Interestingly, Singer himself reminisces about their meal, and about his assistance to Johnson, with a similar tenderness in the eulogy he wrote about her for the New York Times. He writes that Johnson’s description of their meal “suggests that she saw me not simply as ‘the enemy’ but as a person with whom it was possible to have some forms of human interaction.” And he identifies her as a person whose “life was evidently a good one.” What happened at their meal was that Johnson brought her whole self to the table, and by doing so, she endorsed Singer’s full humanity, as well. Having a meal together, sitting side by side at the same table, made that possible.

Early in my career at the College of Charleston, Johnson sent me an email, alerting me to the fact that the Women’s and Gender Studies Program I was directing was hosting an event at a venue that was inaccessible to people using wheelchairs. I was a good enough feminist that I recognized the need for a basic level of accommodation, so I made the change. It was a first step for me, a moment when I committed to spaces that were accessible: we’ll have plenty of tables for everybody!

Now, six years later, I’m moving beyond that initial understanding of accommodation.

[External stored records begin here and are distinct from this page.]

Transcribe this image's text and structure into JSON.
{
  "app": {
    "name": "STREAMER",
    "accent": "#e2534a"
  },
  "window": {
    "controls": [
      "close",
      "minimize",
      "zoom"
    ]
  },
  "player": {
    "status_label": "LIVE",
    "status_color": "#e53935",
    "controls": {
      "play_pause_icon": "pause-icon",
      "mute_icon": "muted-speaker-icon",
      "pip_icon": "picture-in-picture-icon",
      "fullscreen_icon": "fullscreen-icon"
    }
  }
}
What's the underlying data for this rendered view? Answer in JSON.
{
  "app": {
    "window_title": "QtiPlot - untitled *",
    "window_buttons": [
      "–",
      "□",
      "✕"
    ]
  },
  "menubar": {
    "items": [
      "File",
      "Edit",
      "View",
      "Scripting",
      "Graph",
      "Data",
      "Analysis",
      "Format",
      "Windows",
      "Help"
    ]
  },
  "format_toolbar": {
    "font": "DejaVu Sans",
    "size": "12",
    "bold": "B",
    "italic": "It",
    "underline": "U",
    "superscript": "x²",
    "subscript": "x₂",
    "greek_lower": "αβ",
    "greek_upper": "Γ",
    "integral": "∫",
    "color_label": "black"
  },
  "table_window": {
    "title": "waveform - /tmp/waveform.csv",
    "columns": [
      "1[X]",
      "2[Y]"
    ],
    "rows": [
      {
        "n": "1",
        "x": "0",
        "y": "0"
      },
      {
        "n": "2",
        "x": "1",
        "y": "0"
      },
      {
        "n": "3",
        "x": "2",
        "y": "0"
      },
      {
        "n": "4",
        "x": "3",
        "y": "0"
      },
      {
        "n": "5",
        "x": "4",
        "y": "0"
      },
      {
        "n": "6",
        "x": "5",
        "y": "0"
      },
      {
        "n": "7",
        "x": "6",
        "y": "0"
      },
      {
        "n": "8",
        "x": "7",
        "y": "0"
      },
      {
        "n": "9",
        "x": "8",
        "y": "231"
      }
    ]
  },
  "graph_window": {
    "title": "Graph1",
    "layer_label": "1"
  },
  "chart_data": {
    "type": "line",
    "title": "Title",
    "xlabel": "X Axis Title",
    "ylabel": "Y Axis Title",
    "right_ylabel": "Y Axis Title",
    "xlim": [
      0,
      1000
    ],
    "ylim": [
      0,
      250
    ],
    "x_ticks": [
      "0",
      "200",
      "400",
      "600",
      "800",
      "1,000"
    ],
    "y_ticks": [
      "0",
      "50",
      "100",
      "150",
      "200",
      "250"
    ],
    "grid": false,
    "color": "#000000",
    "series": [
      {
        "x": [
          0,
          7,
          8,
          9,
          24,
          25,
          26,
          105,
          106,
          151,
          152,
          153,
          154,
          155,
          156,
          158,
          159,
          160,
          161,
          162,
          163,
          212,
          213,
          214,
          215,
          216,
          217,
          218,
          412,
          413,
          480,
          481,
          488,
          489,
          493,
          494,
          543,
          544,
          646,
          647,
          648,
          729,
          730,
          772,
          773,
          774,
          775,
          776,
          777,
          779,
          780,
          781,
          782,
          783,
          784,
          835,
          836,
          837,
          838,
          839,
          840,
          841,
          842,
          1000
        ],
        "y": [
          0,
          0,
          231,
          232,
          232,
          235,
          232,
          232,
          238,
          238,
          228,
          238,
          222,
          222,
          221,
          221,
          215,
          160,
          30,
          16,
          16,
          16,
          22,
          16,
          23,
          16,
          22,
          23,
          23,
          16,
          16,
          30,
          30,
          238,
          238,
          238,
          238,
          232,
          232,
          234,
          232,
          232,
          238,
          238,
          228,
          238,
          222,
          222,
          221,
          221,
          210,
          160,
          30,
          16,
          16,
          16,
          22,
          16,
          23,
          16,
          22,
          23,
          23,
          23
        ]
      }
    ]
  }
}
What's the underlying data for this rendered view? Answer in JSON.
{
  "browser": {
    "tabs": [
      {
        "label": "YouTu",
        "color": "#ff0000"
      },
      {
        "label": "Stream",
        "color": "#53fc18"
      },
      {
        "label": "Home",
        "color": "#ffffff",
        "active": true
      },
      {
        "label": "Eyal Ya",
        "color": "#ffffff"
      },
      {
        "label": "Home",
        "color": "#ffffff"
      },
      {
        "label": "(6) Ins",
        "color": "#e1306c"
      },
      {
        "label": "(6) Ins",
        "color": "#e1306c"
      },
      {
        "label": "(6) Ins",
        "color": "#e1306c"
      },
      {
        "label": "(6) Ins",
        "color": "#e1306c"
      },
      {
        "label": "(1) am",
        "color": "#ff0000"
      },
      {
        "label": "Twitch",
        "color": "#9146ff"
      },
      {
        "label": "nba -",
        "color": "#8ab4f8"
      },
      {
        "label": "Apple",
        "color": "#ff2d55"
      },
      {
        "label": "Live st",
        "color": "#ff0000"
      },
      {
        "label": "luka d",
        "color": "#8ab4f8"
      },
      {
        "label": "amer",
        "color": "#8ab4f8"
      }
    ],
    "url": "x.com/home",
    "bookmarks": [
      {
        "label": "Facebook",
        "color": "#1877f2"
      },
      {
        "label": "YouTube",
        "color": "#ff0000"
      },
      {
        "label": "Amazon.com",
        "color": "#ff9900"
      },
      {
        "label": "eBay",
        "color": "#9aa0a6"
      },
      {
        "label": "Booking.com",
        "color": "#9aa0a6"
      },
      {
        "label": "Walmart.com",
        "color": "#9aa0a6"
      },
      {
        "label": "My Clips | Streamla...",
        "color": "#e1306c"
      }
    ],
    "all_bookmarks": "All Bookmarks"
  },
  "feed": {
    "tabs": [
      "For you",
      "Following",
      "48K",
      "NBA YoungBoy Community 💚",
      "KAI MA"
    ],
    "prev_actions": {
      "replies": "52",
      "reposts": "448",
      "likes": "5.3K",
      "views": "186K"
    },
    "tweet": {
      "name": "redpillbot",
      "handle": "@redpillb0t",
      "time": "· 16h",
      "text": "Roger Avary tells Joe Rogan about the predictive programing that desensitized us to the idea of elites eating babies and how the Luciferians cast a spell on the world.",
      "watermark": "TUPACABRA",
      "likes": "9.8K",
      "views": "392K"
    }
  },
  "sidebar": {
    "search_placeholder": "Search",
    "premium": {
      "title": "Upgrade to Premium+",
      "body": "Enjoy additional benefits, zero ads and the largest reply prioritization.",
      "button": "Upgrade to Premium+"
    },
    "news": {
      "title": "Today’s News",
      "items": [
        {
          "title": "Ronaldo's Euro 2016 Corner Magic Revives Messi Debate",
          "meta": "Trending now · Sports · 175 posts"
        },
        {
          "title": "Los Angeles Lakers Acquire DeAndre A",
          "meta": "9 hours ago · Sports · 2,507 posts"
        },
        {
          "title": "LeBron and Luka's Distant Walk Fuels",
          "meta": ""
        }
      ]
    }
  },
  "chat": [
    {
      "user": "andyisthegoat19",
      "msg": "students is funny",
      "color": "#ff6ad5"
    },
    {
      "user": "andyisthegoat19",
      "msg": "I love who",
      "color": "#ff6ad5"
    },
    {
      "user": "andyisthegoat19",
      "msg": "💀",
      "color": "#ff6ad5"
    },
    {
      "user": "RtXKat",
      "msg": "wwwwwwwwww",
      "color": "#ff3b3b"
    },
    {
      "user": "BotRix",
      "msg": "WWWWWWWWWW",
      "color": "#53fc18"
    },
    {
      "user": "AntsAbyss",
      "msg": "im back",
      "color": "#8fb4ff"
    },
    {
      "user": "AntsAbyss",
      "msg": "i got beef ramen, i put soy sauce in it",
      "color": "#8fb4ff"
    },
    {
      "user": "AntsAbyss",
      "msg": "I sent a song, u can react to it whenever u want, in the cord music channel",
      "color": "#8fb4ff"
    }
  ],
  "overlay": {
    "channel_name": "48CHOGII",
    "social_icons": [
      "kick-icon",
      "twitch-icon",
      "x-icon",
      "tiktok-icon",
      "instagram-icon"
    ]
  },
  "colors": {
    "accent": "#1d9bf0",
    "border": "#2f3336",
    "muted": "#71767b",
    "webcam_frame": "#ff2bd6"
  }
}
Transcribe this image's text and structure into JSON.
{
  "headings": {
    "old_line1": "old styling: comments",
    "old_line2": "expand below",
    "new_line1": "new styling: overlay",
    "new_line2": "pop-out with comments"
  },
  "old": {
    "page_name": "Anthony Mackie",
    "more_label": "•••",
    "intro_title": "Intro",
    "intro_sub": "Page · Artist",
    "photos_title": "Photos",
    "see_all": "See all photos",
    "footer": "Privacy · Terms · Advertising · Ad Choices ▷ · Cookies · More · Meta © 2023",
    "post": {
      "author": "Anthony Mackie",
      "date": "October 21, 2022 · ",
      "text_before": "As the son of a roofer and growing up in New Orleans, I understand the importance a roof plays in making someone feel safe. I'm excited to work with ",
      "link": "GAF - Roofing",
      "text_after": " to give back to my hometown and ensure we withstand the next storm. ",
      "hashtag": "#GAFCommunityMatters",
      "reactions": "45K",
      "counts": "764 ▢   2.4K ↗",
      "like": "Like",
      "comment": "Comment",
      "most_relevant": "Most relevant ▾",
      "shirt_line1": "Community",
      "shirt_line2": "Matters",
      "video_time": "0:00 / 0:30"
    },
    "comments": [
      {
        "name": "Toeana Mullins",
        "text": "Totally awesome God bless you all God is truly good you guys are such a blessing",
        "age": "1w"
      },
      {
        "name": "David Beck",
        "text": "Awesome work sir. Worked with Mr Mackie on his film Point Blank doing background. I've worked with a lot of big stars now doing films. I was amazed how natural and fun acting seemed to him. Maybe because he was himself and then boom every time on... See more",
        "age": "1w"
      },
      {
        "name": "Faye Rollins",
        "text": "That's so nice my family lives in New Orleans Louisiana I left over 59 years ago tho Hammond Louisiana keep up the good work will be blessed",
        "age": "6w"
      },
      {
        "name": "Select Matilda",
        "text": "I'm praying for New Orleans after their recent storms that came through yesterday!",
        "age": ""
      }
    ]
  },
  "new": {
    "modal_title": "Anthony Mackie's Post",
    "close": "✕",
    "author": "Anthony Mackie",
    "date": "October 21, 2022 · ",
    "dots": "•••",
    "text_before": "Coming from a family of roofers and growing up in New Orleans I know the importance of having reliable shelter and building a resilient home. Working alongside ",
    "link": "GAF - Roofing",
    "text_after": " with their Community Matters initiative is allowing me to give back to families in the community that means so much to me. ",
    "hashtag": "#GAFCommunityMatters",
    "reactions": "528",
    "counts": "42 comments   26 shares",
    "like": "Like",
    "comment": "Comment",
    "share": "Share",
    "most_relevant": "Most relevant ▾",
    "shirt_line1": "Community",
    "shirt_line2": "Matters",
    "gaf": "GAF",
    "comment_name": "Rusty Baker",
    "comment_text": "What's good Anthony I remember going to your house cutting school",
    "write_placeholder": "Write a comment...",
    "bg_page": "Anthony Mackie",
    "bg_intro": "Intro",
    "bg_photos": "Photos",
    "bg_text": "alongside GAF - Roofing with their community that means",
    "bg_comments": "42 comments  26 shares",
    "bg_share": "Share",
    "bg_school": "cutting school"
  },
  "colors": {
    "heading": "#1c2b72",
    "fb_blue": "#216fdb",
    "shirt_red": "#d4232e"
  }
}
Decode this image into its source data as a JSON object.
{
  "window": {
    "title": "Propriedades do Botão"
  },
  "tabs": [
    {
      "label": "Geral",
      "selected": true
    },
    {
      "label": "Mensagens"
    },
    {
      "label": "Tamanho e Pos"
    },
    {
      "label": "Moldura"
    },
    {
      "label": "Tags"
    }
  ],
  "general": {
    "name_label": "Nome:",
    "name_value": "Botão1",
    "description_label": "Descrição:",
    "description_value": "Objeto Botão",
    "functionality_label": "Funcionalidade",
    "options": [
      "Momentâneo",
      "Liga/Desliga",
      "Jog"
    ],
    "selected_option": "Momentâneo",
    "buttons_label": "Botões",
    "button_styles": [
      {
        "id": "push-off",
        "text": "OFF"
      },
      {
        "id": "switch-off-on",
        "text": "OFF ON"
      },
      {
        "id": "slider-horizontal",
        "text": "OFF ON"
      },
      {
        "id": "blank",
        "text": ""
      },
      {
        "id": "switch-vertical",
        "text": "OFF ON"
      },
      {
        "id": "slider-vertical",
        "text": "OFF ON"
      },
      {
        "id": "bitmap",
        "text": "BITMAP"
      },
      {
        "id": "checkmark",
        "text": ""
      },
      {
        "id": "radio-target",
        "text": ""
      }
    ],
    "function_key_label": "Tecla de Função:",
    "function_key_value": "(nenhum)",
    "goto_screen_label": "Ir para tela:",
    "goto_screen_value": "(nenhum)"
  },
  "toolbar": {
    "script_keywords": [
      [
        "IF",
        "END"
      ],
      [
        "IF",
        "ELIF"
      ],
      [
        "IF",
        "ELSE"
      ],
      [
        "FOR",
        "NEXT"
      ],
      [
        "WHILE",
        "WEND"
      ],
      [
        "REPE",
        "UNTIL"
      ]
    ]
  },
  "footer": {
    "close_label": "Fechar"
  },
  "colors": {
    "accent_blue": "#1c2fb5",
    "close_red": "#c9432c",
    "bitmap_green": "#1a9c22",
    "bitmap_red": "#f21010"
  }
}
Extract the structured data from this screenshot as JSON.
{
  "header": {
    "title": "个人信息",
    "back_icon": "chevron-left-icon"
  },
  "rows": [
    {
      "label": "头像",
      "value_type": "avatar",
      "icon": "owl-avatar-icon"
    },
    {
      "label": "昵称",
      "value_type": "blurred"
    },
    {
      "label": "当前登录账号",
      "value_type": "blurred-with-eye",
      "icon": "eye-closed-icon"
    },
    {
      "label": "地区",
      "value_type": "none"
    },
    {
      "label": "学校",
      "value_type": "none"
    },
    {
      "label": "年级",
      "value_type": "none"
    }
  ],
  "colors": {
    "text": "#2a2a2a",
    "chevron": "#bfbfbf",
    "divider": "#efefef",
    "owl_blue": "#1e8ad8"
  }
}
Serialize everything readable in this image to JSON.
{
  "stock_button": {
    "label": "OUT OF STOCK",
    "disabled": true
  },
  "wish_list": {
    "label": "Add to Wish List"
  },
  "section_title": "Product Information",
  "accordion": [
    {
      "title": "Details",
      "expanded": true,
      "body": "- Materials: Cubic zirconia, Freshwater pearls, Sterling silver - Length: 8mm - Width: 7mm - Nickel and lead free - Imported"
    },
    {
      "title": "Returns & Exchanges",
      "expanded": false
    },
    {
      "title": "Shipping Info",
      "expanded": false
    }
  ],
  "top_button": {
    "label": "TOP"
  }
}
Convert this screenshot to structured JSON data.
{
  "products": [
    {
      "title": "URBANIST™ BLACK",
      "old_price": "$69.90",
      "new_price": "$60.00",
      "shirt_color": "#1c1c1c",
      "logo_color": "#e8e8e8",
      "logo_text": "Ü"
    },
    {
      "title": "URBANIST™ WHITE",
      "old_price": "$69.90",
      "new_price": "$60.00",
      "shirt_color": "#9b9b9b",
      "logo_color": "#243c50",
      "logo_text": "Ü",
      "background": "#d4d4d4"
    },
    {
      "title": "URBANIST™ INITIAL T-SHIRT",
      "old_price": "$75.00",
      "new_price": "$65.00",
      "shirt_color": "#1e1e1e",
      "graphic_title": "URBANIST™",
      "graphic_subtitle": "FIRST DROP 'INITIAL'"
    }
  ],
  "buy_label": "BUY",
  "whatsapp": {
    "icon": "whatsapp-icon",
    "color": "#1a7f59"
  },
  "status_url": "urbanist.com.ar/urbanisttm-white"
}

I want accommodation to mean that we are reimagining our communities in significant ways, that we are conceiving of our world as made better—richer—more wonderful by the inclusion of all kinds of diversity, including the diversity of physical and intellectual disabilities. I want us to bring our whole selves to the table, one table that everyone has the chance to sit at, a table where we’re all truly welcome.